Lo primero que se ven son cuerpos: cuerpos charolados por el revoleo de una mirada que los unta; cuerpos como películas de tul donde se inscribe la corrida temblorosa de un guiño; la hiedra viboresca de cuerpos enredados (drapeado en erección) al poste de una esquina; cuerpos fijos los unos, en su dureza marmoleante donde se tensa, preámbulo de jaba, jadeo en jade, la cuerda certera de una flecha; cuerpos erráticos los otros, festoneando el charol aceitoso con rieles en almíbar caricias arañescas que se yerguen al borde de la vereda pisoteada.
Cuerpos que del acecho del deseo pasan, después, al rigor mortis. En enjambre de sábanas deshechas las ruinas truculentas de la fiesta, de lo festivo en devenir funesto: cogotes donde las huellas de los dedos se han demasiado fuertemente impreso, torsos descoyuntados a bastonazos, lamparones azules en la cuenca del ojo, labios partidos a que una toalla hace de glotis, agujeros de balas, barrosas marcas de botas en las nalgas.
Transformación, entonces, de un estado de cuerpos. ¿Cómo se pasa de una orilla a la otra? ¿Cómo puede el deseo desafiar (y acaso provocar) la muerte? ¿Cómo, en la turbulencia de la deriva por la noche, aparece la trompada adonde se la quiso -sin restarle potencia ni espamento- tomar caricia? ¿Cómo el taladro del goce -al que se lo prevé desgarrando en la fricción los nidos (nudosos) del banlon- realiza, en un fatal exceso, su mitología perforante? Volutas y voluptas: una multiplicidad de perspectivas reclaman ser movilizadas para asomarse a la oscura circunstancia en que el encuentro entre la loca y el macho deviene fatal.
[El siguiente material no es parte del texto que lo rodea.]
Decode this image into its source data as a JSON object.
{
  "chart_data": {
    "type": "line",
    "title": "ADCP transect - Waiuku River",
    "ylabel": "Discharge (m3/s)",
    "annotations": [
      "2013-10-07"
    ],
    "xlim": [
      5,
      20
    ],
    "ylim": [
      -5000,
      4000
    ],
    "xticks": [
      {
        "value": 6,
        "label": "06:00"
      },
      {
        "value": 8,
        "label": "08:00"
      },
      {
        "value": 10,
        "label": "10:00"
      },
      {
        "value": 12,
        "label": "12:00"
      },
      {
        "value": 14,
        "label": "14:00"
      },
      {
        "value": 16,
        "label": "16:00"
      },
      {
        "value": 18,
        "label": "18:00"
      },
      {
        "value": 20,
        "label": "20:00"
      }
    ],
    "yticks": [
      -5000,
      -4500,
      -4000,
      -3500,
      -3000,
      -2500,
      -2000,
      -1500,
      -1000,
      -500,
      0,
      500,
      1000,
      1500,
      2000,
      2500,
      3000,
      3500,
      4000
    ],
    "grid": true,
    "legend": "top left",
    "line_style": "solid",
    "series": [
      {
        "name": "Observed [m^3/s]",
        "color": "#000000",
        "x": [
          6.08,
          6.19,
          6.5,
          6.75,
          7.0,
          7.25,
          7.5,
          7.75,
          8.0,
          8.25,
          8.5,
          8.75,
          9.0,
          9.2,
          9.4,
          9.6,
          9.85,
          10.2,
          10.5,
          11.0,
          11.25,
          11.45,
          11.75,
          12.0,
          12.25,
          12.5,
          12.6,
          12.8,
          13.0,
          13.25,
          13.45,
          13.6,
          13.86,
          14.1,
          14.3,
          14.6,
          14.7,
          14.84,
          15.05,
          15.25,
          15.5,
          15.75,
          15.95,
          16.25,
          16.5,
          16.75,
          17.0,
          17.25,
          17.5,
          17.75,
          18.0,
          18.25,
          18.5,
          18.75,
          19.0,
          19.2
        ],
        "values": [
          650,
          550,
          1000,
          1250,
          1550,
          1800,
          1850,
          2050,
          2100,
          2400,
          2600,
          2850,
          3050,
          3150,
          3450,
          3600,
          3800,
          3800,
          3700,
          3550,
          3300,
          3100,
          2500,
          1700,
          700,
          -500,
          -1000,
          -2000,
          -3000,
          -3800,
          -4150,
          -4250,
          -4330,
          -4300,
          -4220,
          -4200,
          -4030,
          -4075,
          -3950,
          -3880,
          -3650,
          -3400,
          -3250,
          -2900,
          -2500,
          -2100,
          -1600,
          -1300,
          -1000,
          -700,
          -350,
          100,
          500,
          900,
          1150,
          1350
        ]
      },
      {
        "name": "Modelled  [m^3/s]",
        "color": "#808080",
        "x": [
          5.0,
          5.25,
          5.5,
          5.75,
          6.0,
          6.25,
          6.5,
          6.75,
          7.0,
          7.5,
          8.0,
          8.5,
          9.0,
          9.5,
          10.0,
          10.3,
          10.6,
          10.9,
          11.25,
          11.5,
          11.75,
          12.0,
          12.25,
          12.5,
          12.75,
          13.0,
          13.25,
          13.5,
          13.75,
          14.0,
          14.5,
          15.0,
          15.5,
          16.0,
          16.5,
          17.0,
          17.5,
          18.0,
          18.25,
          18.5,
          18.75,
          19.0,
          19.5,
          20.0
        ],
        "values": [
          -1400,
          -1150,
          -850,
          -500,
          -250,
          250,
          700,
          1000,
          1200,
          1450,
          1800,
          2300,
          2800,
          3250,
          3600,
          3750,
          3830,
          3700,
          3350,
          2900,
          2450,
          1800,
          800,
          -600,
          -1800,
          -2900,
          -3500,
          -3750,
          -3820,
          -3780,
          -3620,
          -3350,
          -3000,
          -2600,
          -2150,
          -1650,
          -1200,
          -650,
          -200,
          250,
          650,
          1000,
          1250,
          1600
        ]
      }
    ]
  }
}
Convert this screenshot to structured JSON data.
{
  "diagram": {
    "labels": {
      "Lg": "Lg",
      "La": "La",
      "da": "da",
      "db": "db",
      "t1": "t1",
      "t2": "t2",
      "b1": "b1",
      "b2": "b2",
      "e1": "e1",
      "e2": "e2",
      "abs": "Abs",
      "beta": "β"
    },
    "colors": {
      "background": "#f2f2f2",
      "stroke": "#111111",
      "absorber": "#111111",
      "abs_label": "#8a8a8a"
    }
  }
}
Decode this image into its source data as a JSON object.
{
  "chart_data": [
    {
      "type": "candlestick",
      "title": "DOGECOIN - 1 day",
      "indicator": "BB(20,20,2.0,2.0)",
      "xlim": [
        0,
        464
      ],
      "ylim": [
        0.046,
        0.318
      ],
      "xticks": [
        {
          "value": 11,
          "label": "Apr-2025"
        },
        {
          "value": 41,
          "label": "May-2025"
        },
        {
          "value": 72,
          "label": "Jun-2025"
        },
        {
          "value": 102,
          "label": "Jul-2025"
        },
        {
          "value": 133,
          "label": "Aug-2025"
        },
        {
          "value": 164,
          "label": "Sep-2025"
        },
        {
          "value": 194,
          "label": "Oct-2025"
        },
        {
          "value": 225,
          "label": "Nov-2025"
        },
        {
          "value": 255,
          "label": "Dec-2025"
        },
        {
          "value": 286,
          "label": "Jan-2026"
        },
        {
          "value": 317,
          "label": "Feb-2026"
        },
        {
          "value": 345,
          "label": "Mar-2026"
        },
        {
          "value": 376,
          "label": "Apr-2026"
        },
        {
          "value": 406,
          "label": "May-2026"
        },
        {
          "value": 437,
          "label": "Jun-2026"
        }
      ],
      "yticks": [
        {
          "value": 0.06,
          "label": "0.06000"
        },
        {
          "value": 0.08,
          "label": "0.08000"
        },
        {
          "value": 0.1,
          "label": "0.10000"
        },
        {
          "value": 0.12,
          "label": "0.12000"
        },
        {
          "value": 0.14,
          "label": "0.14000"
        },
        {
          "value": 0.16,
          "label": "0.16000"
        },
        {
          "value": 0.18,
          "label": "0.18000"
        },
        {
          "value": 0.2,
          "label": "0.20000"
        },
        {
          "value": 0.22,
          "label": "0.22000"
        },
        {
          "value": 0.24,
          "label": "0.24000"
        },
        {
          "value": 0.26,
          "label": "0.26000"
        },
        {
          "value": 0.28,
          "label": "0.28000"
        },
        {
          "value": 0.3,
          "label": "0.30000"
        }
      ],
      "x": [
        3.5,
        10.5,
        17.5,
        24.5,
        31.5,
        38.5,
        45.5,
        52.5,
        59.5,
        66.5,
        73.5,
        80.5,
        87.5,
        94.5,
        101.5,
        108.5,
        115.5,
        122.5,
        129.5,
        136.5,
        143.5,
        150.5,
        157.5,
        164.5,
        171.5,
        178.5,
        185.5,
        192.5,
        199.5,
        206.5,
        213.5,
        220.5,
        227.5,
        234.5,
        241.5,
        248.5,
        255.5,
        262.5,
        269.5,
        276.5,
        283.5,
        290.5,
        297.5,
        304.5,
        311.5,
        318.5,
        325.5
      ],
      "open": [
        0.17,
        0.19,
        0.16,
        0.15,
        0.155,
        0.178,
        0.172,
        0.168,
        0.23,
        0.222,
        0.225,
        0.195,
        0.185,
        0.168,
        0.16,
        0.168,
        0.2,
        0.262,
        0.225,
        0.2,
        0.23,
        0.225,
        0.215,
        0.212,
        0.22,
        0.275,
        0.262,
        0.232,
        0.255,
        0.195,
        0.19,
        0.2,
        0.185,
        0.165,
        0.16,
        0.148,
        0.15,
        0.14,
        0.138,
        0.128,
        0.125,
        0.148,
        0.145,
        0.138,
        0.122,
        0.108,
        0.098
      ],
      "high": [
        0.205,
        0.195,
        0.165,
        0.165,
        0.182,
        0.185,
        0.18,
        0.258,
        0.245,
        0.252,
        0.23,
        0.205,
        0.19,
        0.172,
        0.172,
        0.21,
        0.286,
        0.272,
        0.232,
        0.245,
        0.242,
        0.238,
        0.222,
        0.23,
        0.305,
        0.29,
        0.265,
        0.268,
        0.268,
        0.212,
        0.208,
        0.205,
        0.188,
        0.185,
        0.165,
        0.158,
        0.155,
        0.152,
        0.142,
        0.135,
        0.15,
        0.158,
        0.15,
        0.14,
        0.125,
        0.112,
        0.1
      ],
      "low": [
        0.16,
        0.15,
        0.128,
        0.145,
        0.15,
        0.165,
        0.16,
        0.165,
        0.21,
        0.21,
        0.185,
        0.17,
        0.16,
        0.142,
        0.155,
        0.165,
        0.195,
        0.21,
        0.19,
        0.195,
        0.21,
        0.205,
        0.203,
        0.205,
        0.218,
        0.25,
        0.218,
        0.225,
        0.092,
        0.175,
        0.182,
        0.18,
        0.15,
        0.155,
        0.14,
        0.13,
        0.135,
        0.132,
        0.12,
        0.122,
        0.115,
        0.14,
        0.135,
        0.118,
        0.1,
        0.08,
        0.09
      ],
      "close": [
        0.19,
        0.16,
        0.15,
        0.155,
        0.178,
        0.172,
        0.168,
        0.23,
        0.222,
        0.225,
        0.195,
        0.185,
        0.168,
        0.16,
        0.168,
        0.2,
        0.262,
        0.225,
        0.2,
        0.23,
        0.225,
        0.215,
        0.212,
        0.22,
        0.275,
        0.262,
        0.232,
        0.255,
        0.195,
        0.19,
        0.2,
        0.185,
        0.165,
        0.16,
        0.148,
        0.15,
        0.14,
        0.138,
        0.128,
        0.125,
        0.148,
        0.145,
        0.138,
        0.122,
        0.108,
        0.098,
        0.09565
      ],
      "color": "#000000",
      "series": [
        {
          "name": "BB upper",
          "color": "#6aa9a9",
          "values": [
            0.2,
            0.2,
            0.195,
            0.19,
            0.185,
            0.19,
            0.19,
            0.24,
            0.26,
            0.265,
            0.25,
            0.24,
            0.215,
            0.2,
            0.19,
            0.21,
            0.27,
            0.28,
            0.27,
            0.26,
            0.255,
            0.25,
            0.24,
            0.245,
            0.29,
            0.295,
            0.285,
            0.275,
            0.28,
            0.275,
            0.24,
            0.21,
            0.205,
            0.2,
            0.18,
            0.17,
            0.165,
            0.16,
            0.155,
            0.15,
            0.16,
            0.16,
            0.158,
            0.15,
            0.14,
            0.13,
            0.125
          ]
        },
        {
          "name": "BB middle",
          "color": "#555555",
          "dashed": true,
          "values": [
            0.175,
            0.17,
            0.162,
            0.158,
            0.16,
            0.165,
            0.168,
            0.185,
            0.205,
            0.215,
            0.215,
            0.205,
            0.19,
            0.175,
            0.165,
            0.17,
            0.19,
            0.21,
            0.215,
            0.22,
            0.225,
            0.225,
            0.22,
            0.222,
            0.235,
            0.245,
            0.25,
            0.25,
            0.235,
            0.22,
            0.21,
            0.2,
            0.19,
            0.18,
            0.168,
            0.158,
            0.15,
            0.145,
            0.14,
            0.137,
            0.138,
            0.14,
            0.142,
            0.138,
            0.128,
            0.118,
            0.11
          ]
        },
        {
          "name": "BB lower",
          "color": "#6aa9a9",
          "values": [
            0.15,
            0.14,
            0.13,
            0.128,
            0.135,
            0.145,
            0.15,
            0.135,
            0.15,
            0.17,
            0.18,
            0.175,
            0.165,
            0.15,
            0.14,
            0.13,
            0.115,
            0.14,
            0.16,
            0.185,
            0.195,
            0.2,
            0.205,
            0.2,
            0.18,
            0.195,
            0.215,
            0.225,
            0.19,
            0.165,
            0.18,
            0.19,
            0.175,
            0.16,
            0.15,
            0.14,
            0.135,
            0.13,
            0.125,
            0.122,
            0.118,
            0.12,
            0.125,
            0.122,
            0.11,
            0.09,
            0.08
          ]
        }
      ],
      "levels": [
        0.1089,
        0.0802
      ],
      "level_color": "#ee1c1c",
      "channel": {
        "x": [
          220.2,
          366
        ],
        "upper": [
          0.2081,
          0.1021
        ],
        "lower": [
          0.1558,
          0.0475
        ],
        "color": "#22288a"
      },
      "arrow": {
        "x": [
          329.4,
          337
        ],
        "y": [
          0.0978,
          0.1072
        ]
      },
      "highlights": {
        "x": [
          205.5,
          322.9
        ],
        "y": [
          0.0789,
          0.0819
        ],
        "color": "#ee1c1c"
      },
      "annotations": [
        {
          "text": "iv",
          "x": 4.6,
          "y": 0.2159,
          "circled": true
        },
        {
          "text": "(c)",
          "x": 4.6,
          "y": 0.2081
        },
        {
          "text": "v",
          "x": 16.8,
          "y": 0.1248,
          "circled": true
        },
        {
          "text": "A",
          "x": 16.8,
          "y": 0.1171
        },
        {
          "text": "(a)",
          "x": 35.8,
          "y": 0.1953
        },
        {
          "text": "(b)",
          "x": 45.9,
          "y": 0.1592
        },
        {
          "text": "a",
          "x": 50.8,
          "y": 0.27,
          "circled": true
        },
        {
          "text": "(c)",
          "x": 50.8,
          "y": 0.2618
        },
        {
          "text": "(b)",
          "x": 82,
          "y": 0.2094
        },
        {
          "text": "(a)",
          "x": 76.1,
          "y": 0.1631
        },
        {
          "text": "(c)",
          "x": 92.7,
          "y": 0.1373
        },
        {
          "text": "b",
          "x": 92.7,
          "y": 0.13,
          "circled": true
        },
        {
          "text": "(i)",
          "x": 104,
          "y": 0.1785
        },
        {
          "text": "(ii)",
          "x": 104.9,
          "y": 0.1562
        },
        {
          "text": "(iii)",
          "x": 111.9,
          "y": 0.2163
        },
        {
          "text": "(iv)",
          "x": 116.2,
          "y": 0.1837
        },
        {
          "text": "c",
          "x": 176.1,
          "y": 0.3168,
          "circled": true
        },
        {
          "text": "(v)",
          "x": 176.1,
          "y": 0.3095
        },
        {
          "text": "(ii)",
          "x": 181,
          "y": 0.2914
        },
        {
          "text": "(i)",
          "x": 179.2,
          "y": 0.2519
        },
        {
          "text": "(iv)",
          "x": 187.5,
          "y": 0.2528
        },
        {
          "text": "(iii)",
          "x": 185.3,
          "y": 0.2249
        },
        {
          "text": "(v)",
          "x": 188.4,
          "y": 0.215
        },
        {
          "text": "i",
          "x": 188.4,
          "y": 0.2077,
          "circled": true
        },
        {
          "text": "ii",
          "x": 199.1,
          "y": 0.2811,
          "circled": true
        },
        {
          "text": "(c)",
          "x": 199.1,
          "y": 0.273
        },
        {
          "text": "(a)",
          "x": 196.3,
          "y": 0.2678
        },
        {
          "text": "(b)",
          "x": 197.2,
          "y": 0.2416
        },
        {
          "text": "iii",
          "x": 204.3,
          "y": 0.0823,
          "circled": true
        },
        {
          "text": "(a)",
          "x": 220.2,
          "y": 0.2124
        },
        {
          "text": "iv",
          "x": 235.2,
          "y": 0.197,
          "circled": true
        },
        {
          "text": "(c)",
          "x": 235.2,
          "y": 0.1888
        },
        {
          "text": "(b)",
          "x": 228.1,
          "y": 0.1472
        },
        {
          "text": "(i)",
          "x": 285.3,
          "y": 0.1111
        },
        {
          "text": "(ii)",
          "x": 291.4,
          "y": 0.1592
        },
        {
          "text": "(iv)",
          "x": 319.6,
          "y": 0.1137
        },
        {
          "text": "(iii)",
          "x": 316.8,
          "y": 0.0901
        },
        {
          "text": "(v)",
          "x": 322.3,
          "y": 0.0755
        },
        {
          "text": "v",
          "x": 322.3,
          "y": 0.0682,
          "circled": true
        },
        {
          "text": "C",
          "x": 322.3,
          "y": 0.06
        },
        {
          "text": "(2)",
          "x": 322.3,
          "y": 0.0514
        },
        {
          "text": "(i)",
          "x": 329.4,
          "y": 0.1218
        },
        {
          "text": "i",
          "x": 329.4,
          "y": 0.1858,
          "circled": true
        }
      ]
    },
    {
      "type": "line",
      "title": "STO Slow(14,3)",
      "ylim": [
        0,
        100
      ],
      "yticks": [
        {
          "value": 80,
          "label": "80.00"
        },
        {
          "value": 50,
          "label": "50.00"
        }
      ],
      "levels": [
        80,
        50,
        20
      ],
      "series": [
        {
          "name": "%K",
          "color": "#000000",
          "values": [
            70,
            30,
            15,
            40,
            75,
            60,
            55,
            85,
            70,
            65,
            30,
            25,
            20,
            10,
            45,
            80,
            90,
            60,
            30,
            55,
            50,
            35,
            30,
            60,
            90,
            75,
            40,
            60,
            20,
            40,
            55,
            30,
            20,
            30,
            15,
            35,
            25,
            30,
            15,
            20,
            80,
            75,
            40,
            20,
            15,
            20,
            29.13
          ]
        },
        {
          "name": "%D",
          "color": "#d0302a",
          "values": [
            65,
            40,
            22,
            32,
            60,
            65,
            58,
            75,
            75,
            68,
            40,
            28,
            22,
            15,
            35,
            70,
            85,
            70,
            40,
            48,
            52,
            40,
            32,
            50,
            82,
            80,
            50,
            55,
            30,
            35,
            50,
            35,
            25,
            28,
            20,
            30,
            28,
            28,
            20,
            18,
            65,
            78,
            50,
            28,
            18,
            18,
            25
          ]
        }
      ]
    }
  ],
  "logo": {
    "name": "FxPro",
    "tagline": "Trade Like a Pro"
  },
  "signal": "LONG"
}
«Homosexual asesinado en Quilmes». De vez en cuando, noticias de la muerte violenta de las locas ganan, con macabro regodeo, pringan de lama o bleque los titulares sensacionalistas, compitiendo en fervor, en columna cercana, con las cifras de las bajas del Sida. Ambas muertes se tiñen, al fin, de una tonalidad común. Lo que las impregna parece ser cierto eco de sacrificio, de ritual expiratorio. La matanza de un puto se beneficiaría, secreto regocijo, de una ironía refranera: «el que roba a un ladrón…»
Pocos meses atrás, una ola de asesinatos de homosexuales recorrió el Brasil. Entre noviembre del 87 y febrero de este año, una veintena de víctimas, un verano caliente. Quiso la fatalidad que los muertos se reclutaran entre personalidades conocidas («Zas, la loca era famosa», prorrumpió un comisario ante el hallazgo de un cadáver en bombacha): un director de teatro, algunos periodistas, modistas, peluqueros… No bastaba, al parecer, el Sida con su campaña altisonante -una verdadera promoción de hades. Era necesario recurrir a métodos más contundentes. Así, ametrallamiento de travestis en las callejas turbias de San Pablo, achacado fabulosamente por portavoces policiales a un paciente de Sida deseoso de venganza -pero de inequívocos rasgos paramilitares. Del mismo modo que la muerte de los homosexuales se liga, en el actual contexto, casi ineludiblemente al Sida, la represión policial se asocia, en la producción de esos cadáveres exquisitos, a lo que los ideólogos liberacionistas del 60 llamaban homofobia: una fornida fobia a la homosexualidad dispersa en el cuerpo social. Se mezclan las cartas, sale culo, sobreviene la descarga.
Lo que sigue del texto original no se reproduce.